Tuesday 19 March 2013

Another ETF Comparison - Emerging market - EEM vs VWO

As a follow up to the S&P 500 comparison, this is some of the data for the emerging market ETFs.  Originally was going to include this as part of my article but ended runningout of space to show it so figured I'll just put it here or write it up at another date and time.

The two comparisons are the iShares EEM vs the Vanguard VWO.



While EEM has been around longer, in the last year or two, Vanguard VWO has surpassed EEM to become the premier emerging market ETF.  It also has a dramatically low expense ratio, only 1/3 of what EEM is charging.  Note that these numbers are relatively new, until the last few months, VWO was also using the MSCI Emerging Market Index which ended up having a higher cost due to licensing the index from MSCI.  Switching to FTSE Emerging Transition Index is part of the reason the costs are lower.

So what's the difference between these two indices?  The main one is that FTSE does not consider South Korea to be an emerging market anymore and thus is not included in the ETF.  MSCI still does (though under review) so moving forward, there should be a significant impact and divergence between these indices.  EEM actually doesn't fully replicable MSCI actually, instead it has a sampling strategy while VWO is more complete replication.

As an example of the difference, Samsung is the top holding in EEM at 3.86% which would not be found in VWO moving forward.  However, the date for change is uncertain as Vanguard still lists Samsung in the holdings as of Feb 28.

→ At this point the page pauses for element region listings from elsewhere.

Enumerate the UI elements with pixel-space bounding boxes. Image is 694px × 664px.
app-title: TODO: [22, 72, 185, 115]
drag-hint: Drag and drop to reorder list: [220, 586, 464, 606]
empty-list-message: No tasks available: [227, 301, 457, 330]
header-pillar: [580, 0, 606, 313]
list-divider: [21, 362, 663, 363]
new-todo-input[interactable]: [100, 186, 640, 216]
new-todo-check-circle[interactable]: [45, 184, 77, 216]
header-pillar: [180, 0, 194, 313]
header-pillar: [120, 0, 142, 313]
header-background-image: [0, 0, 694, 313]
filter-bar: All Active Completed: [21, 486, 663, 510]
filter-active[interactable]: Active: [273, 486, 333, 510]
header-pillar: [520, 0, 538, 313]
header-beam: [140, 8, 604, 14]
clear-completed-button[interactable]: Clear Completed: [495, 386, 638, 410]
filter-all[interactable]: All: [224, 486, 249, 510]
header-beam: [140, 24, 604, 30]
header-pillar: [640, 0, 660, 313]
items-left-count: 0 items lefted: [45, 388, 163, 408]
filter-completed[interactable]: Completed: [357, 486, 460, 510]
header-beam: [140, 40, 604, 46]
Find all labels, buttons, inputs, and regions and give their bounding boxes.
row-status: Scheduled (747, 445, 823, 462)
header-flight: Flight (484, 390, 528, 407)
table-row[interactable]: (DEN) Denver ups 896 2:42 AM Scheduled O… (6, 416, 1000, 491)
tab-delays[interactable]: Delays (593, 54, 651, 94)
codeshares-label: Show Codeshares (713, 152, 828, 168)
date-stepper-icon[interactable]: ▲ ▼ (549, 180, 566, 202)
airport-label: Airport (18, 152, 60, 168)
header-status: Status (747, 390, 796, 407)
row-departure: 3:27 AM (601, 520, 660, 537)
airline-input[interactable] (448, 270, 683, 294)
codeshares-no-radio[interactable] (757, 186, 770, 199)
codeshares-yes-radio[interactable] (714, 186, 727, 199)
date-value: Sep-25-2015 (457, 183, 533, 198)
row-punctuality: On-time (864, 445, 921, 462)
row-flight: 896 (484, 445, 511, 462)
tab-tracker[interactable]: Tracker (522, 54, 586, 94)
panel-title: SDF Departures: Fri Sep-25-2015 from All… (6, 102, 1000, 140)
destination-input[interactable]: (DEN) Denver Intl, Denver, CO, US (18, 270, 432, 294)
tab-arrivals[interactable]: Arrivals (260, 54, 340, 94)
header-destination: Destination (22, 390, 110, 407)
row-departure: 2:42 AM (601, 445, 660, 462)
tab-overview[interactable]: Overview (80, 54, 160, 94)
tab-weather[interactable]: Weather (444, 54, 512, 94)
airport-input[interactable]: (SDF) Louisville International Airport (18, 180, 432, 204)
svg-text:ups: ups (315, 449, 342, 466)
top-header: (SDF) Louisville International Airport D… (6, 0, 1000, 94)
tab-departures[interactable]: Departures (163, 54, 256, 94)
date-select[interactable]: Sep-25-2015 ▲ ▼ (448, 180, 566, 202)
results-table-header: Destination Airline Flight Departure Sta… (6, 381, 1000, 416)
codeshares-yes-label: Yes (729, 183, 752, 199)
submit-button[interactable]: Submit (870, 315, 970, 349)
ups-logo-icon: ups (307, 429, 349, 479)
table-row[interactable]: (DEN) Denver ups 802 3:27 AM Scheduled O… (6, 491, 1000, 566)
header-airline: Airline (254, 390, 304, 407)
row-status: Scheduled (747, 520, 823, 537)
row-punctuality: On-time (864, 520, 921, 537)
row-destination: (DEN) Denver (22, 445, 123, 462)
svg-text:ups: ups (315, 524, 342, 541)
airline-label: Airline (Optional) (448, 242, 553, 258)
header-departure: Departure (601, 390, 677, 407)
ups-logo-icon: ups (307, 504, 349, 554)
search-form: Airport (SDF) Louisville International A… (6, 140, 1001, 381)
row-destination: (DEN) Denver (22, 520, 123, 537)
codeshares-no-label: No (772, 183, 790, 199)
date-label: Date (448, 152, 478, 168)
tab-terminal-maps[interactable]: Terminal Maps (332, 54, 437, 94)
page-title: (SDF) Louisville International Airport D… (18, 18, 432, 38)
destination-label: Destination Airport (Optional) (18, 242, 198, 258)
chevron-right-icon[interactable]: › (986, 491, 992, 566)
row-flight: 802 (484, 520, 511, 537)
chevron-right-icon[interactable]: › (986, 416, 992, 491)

Here are the chart showing the return performance of the two funds from their prospectus.  Note that in general VWO beats EEM quite significantly several years.

 

Here is the performance delta.  There are several years where EEM changes dramatically vs the index, part of this is due to the sampling strategy.

If you start from 2006 where both has return data, you'll find that you'll end up with 66.7% return on EEM during that time frame but end up with 72.4% on VWO.  That is a huge 5% difference for two funds that are supposedly very similar.

Seems quite obvious which one you should purchase....(assuming South Korea representation doesn't throw any wrenches into that plan).